Data Engineer, Python/Spark (PySpark) – Leading Insurance Firm

Contract Blockgram
Philadelphia, PA, US

Apply with A resume

Blockgram is actively recruiting a Data Engineer: Python / Spark (PySpark) on a 6-month minimum contract (with potential for extension and strong potential to full-time) with a strong background in computer programming, statistics, and data science who is eager to tackle problems with large, complex datasets using the latest Python, R, and/or PySpark. You are a self-starter who will take ownership of your projects and deliver high-quality data-driven analytics solutions. You are adept at solving diverse business problems by utilizing a variety of different tools, strategies, algorithms and programming languages.
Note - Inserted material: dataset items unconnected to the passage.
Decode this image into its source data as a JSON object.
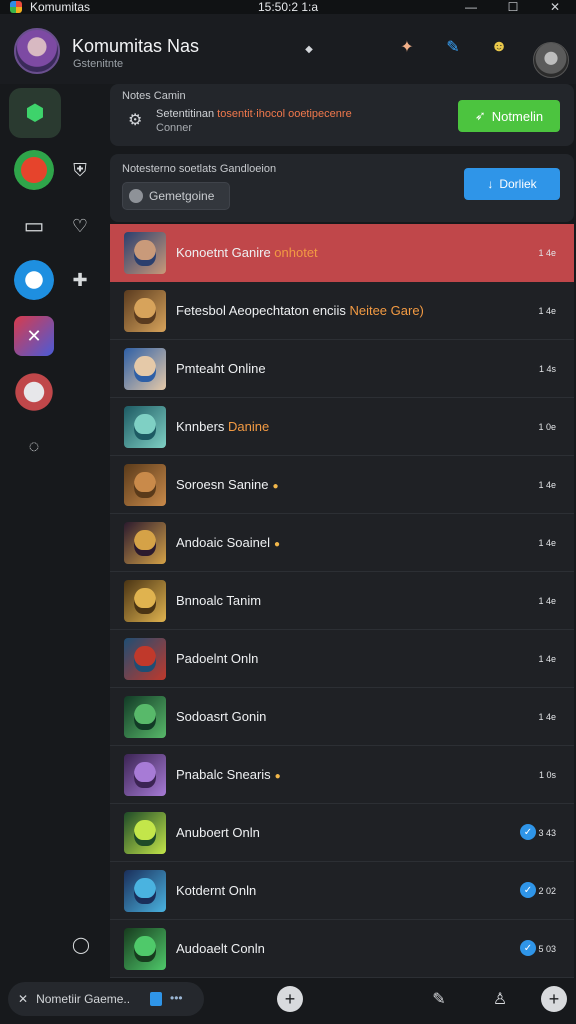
{
  "window": {
    "title": "Komumitas",
    "time": "15:50:2 1:a",
    "minimize": "—",
    "maximize": "☐",
    "close": "✕"
  },
  "header": {
    "server_name": "Komumitas Nas",
    "server_sub": "Gstenitnte"
  },
  "panel_notice": {
    "label": "Notes Camin",
    "line1_prefix": "Setentitinan ",
    "line1_accent": "tosentit·ihocol ooetipecenre",
    "line2": "Conner",
    "button_label": "Notmelin"
  },
  "panel_games": {
    "heading": "Notesterno soetlats Gandloeion",
    "search_value": "Gemetgoine",
    "button_label": "Dorliek"
  },
  "games": [
    {
      "name": "Konoetnt Ganire",
      "highlight": "onhotet",
      "count": "1 4e",
      "active": true,
      "dot": false,
      "check": false
    },
    {
      "name": "Fetesbol Aeopechtaton enciis",
      "highlight": "Neitee Gare)",
      "count": "1 4e",
      "active": false,
      "dot": false,
      "check": false
    },
    {
      "name": "Pmteaht Online",
      "highlight": "",
      "count": "1 4s",
      "active": false,
      "dot": false,
      "check": false
    },
    {
      "name": "Knnbers",
      "highlight": "Danine",
      "count": "1 0e",
      "active": false,
      "dot": false,
      "check": false
    },
    {
      "name": "Soroesn Sanine",
      "highlight": "",
      "count": "1 4e",
      "active": false,
      "dot": true,
      "check": false
    },
    {
      "name": "Andoaic Soainel",
      "highlight": "",
      "count": "1 4e",
      "active": false,
      "dot": true,
      "check": false
    },
    {
      "name": "Bnnoalc Tanim",
      "highlight": "",
      "count": "1 4e",
      "active": false,
      "dot": false,
      "check": false
    },
    {
      "name": "Padoelnt Onln",
      "highlight": "",
      "count": "1 4e",
      "active": false,
      "dot": false,
      "check": false
    },
    {
      "name": "Sodoasrt Gonin",
      "highlight": "",
      "count": "1 4e",
      "active": false,
      "dot": false,
      "check": false
    },
    {
      "name": "Pnabalc Snearis",
      "highlight": "",
      "count": "1 0s",
      "active": false,
      "dot": true,
      "check": false
    },
    {
      "name": "Anuboert Onln",
      "highlight": "",
      "count": "3 43",
      "active": false,
      "dot": false,
      "check": true
    },
    {
      "name": "Kotdernt Onln",
      "highlight": "",
      "count": "2 02",
      "active": false,
      "dot": false,
      "check": true
    },
    {
      "name": "Audoaelt Conln",
      "highlight": "",
      "count": "5 03",
      "active": false,
      "dot": false,
      "check": true
    }
  ],
  "bottom": {
    "chip_label": "Nometiir Gaeme..",
    "chip_dots": "•••"
  },
  "colors": {
    "active_row": "#c0474a",
    "notify_green": "#4cc43f",
    "download_blue": "#2f95e8",
    "accent_orange": "#f29a43"
  }
}
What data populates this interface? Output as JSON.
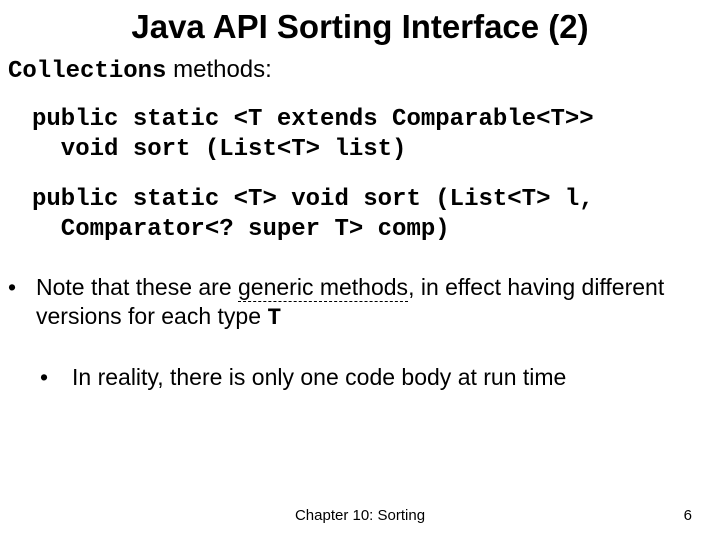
{
  "title": "Java API Sorting Interface (2)",
  "subtitle_code": "Collections",
  "subtitle_rest": " methods:",
  "code1": "public static <T extends Comparable<T>>\n  void sort (List<T> list)",
  "code2": "public static <T> void sort (List<T> l,\n  Comparator<? super T> comp)",
  "bullet1_a": "Note that these are ",
  "bullet1_u": "generic methods",
  "bullet1_b": ", in effect having different versions for each type ",
  "bullet1_c": "T",
  "bullet2": "In reality, there is only one code body at run time",
  "footer_center": "Chapter 10: Sorting",
  "footer_right": "6"
}
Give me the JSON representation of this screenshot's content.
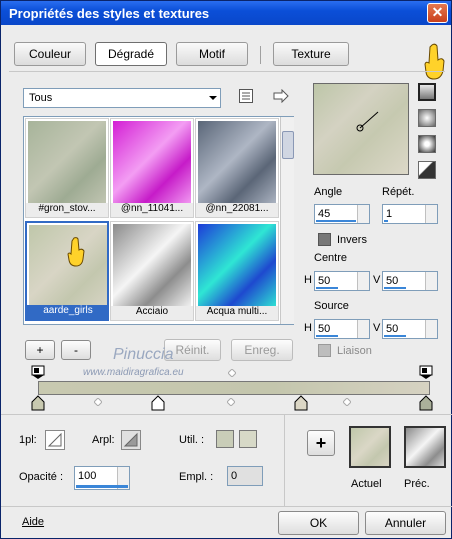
{
  "window": {
    "title": "Propriétés des styles et textures",
    "close_glyph": "✕"
  },
  "tabs": [
    {
      "label": "Couleur"
    },
    {
      "label": "Dégradé"
    },
    {
      "label": "Motif"
    },
    {
      "label": "Texture"
    }
  ],
  "filter": {
    "value": "Tous"
  },
  "gradients": [
    {
      "label": "#gron_stov...",
      "colors": [
        "#a7b49a",
        "#c2c6b3",
        "#9eab93"
      ]
    },
    {
      "label": "@nn_11041...",
      "colors": [
        "#d31fd4",
        "#f39df3",
        "#c61bc8"
      ]
    },
    {
      "label": "@nn_22081...",
      "colors": [
        "#5a6678",
        "#aeb6c4",
        "#5b6677"
      ]
    },
    {
      "label": "aarde_girls",
      "colors": [
        "#bfc7aa",
        "#d8d5c5",
        "#c3c7ae"
      ]
    },
    {
      "label": "Acciaio",
      "colors": [
        "#8a8a8a",
        "#f5f5f5",
        "#8d8d8d"
      ]
    },
    {
      "label": "Acqua multi...",
      "colors": [
        "#1d3bd8",
        "#2fe6d4",
        "#1e49cf"
      ]
    }
  ],
  "buttons": {
    "add": "+",
    "remove": "-",
    "reset": "Réinit.",
    "save": "Enreg.",
    "ok": "OK",
    "cancel": "Annuler",
    "help": "Aide",
    "add_swatch": "+"
  },
  "angle": {
    "label": "Angle",
    "value": "45"
  },
  "repeat": {
    "label": "Répét.",
    "value": "1"
  },
  "invert": {
    "label": "Invers"
  },
  "center": {
    "label": "Centre",
    "h_label": "H",
    "h_value": "50",
    "v_label": "V",
    "v_value": "50"
  },
  "source": {
    "label": "Source",
    "h_label": "H",
    "h_value": "50",
    "v_label": "V",
    "v_value": "50"
  },
  "link": {
    "label": "Liaison"
  },
  "watermark": {
    "line1": "Pinuccia",
    "line2": "www.maidiragrafica.eu"
  },
  "lower": {
    "first_label": "1pl:",
    "arpl_label": "Arpl:",
    "util_label": "Util. :",
    "opacity_label": "Opacité :",
    "opacity_value": "100",
    "empl_label": "Empl. :",
    "empl_value": "0",
    "current_label": "Actuel",
    "previous_label": "Préc."
  },
  "colors": {
    "accent": "#316ac5",
    "titlebar": "#0b4fd8"
  }
}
The chosen candidate can work either from the Philadelphia, PA or Whitehouse, NJ offices!

Responsibilities
  • Utilize the data engineering skills within and outside of the developing information ecosystem for discovery, analytics and data management
  • Work with data science team to deploy Machine Learning Models
  • You will be using Data wrangling techniques converting one “raw” form into another including data visualization, data aggregation, training a statistical model etc.
  • Work with various relational and non-relational data sources with the target being Azure-based SQL Data Warehouse & Cosmos DB repositories
  • Clean, unify and organize messy and complex data sets for easy access and analysis
  • Create different levels of abstractions of data depending on analytics needs
  • Hands-on data preparation activities using the Azure technology stack
  • Implement discovery solutions for high-speed data ingestion
  • Work closely with the Data Science team to perform complex analytics and data preparation tasks
  • Work with the Sr. Data Engineers on the team to develop APIs
  • Sourcing data from multiple applications, profiling, cleansing and conforming to create master datasets for analytics use
  • Utilize state of the art methods for data manning especially unstructured data
  • Experience with Complex Data Parsing (Big Data Parser) and Natural Language Processing (NLP) Transforms on Azure a plus
  • Design solutions for managing highly complex business rules within the Azure ecosystem
  • Performance tune data loads

Skills Required
  • Mid to an advanced level knowledge of Python and Spark is an absolute must.
  • Knowledge of Azure, Hadoop 2.0 ecosystems, HDFS, MapReduce, Hive, Pig, sqoop, Mahout, Spark etc. a must
  • Experience with Web Scraping frameworks (Scrapy or Beautiful Soup or similar)
  • Extensive experience working with Data APIs (Working with RESTful endpoints and/or SOAP)
  • Significant programming experience (with above technologies as well as Java, R and Python on Linux) a must
  • Knowledge of any commercial distribution like HortonWorks, Cloudera, MapR etc. a must
  • Excellent working knowledge of relational databases, MySQL, Oracle etc.
  • Experience with Complex Data Parsing (Big Data Parser) a must. Should have worked on XML, JSON and other custom Complex Data Parsing formats
  • Natural Language Processing (NLP) skills with experience in Apache Solr, Python a plus
  • Knowledge of High-Speed Data Ingestion, Real-Time Data Collection, and Streaming is a plus

This will be a 6-month minimum contract with competitive pay. We also have a very generous referral program in place in case you know someone who is qualified that may be interested, thank you!